No stockholder, director, officer, employee, incorporator or Affiliate of the Company shall have any liability for any obligation of the Company under the Securities of this series or the Indenture or for any claim based on, in respect of or by reason of, such obligations or their creation. Each Holder of the Securities of this series by accepting a Security of this series waives and releases all such liability. The waiver and release are part of the consideration for the issuance of the Securities of this series.
This Security shall not be valid until the Trustee or Authenticating Agent signs the certificate of authentication on this Security.
Customary abbreviations may be used in the name of a Holder of a Registered Security of this series or an assignee, such as: TEN COM (= tenants in common), TEN ENT (= tenants by the entireties), JT TEN (= joint tenants with right of survivorship and not as tenants in common), CUST (= Custodian), and U/G/M/A (= Uniform Gifts to Minors Act).
Pursuant to a recommendation promulgated by the Committee on Uniform Security Identification Procedures ("CUSIP"), the Company will cause CUSIP numbers to be printed on the Securities of this series as a convenience to the Holders of the Securities of this series. No representation is made as to the accuracy of such numbers as printed on the Securities of this series and reliance may be placed only on the other identification numbers printed hereon.
This Security shall be governed by and construed in accordance with the laws of the State of New York.
All terms used in this Security that are defined in the Indenture shall have the meanings assigned to them in the Indenture.
[FORM OF ASSIGNMENT FORM]
To assign this Security, fill in the form below:
I or we assign and transfer this Security to
(Print or type assignee's name, address and zip code)
(Insert assignee's soc. sec. or tax I.D. No.)
and irrevocably appoint him, her or it as agent to transfer this Security on the books of the Company.
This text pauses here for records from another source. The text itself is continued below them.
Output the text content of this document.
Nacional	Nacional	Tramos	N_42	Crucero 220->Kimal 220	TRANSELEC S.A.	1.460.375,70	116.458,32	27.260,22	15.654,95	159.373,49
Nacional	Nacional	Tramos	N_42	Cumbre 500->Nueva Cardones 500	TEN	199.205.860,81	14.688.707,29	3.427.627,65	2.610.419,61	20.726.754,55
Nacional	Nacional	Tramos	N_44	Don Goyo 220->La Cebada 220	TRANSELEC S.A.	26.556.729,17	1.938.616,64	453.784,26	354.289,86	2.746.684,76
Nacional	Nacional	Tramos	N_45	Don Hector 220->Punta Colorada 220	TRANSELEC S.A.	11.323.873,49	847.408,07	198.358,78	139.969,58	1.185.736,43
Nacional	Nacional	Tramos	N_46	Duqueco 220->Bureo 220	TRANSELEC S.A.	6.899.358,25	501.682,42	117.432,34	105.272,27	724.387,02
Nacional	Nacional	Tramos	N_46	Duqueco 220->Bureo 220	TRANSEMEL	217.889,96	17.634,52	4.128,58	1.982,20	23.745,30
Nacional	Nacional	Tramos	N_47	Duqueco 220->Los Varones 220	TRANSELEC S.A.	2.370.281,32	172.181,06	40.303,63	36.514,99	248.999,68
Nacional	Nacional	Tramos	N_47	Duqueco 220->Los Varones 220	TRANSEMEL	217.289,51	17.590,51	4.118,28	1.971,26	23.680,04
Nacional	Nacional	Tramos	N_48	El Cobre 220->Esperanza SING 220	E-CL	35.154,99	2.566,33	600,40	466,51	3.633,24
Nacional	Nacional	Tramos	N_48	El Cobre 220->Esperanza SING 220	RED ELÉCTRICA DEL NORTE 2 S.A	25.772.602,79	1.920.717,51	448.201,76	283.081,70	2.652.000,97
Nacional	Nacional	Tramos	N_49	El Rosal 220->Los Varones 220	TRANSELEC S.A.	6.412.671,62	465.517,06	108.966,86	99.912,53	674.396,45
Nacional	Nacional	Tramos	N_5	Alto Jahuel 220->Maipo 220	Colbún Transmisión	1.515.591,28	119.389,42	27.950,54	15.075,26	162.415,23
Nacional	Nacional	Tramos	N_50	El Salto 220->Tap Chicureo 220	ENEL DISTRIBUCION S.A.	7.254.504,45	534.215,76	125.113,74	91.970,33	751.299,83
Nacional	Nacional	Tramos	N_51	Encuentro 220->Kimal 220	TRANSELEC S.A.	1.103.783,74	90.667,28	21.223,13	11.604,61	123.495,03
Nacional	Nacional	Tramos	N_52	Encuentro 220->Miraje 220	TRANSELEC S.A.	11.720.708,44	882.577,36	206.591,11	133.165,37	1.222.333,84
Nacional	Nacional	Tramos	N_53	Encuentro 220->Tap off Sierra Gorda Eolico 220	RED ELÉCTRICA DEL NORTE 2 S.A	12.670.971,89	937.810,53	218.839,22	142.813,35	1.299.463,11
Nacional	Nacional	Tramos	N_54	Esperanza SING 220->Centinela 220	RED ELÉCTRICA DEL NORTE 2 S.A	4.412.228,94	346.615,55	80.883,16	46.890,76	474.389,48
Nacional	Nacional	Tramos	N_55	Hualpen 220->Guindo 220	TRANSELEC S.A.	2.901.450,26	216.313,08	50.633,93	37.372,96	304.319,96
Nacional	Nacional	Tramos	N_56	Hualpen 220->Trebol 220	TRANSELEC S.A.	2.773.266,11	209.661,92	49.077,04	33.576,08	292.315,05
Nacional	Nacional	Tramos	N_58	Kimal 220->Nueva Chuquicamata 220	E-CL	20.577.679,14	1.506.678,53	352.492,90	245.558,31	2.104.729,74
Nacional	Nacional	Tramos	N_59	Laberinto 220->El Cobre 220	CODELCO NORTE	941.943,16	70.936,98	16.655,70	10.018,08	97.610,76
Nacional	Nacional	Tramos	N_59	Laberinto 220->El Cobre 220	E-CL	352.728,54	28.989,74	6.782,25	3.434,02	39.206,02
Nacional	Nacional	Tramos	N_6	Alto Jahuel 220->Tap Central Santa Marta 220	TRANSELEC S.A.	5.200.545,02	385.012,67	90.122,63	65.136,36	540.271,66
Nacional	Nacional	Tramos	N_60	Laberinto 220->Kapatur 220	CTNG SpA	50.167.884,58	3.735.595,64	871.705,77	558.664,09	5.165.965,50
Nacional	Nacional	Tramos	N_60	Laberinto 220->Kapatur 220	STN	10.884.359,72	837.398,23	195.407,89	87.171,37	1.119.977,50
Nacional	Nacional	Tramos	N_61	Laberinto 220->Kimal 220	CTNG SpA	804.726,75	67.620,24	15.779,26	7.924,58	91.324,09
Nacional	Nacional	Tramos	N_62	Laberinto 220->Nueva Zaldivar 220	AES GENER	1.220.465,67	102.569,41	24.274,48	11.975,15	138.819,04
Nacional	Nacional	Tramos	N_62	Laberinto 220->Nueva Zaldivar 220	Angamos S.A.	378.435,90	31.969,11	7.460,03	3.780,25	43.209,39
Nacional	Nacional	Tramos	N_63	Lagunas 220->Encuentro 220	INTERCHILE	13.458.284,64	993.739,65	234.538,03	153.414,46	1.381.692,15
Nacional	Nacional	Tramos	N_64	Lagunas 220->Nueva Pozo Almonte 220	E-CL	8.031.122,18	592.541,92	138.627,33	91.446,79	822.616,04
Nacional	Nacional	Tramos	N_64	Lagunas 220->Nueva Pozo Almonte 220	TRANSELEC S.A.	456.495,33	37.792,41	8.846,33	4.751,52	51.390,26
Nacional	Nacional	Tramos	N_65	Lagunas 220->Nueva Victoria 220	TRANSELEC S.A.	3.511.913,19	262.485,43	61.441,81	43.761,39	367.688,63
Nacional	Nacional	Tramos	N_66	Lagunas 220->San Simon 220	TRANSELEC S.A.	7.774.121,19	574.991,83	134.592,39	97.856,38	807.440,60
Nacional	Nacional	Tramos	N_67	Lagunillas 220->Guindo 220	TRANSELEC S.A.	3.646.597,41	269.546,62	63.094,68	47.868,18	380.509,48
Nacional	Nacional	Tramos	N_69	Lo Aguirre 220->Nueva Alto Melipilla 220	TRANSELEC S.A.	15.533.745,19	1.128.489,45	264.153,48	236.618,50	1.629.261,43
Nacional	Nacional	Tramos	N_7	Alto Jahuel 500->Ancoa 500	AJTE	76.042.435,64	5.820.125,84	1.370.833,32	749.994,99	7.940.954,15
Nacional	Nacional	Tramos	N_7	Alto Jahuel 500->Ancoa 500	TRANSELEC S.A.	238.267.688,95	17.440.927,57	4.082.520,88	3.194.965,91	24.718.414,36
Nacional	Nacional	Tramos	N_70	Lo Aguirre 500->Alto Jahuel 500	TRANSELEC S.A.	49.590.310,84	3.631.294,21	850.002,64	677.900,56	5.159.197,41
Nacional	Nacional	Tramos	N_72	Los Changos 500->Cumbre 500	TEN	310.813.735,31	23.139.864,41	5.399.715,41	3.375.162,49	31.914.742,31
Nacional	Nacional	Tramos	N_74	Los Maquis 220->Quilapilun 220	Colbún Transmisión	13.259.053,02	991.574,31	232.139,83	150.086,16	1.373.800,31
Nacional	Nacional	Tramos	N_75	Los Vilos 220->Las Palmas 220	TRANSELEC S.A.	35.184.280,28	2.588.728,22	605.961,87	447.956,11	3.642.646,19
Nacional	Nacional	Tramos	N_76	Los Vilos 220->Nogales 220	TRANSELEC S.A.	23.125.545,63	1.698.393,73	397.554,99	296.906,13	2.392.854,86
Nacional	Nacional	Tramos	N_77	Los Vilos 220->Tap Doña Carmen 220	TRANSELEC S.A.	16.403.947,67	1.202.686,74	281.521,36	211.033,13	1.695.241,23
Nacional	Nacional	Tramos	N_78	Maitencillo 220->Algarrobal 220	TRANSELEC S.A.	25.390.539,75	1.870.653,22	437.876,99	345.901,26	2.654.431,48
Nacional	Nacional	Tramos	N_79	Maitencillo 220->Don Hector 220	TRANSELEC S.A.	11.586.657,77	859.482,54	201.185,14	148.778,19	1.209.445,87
The agent may substitute another act for him, her or it.
___________________________________________________________________________
___________________________________________________________________________
Date: _______________
Your Signature: _______________________
Signature Guarantee: _____________________________________
(Signature
must be guaranteed)
___________________________________________________________________________
Sign exactly as your name appears on the other side of this Security.
The signature(s) should be guaranteed by an eligible guarantor institution (banks, stockbrokers, savings and loan associations and credit unions with membership in the Securities Transfer Agents Medallion Program ("STAMP") or such other signature guarantee medallion program as may be approved by the Registrar in addition to or substitution for, STAMP), pursuant to S.E.C. Rule 17Ad-15.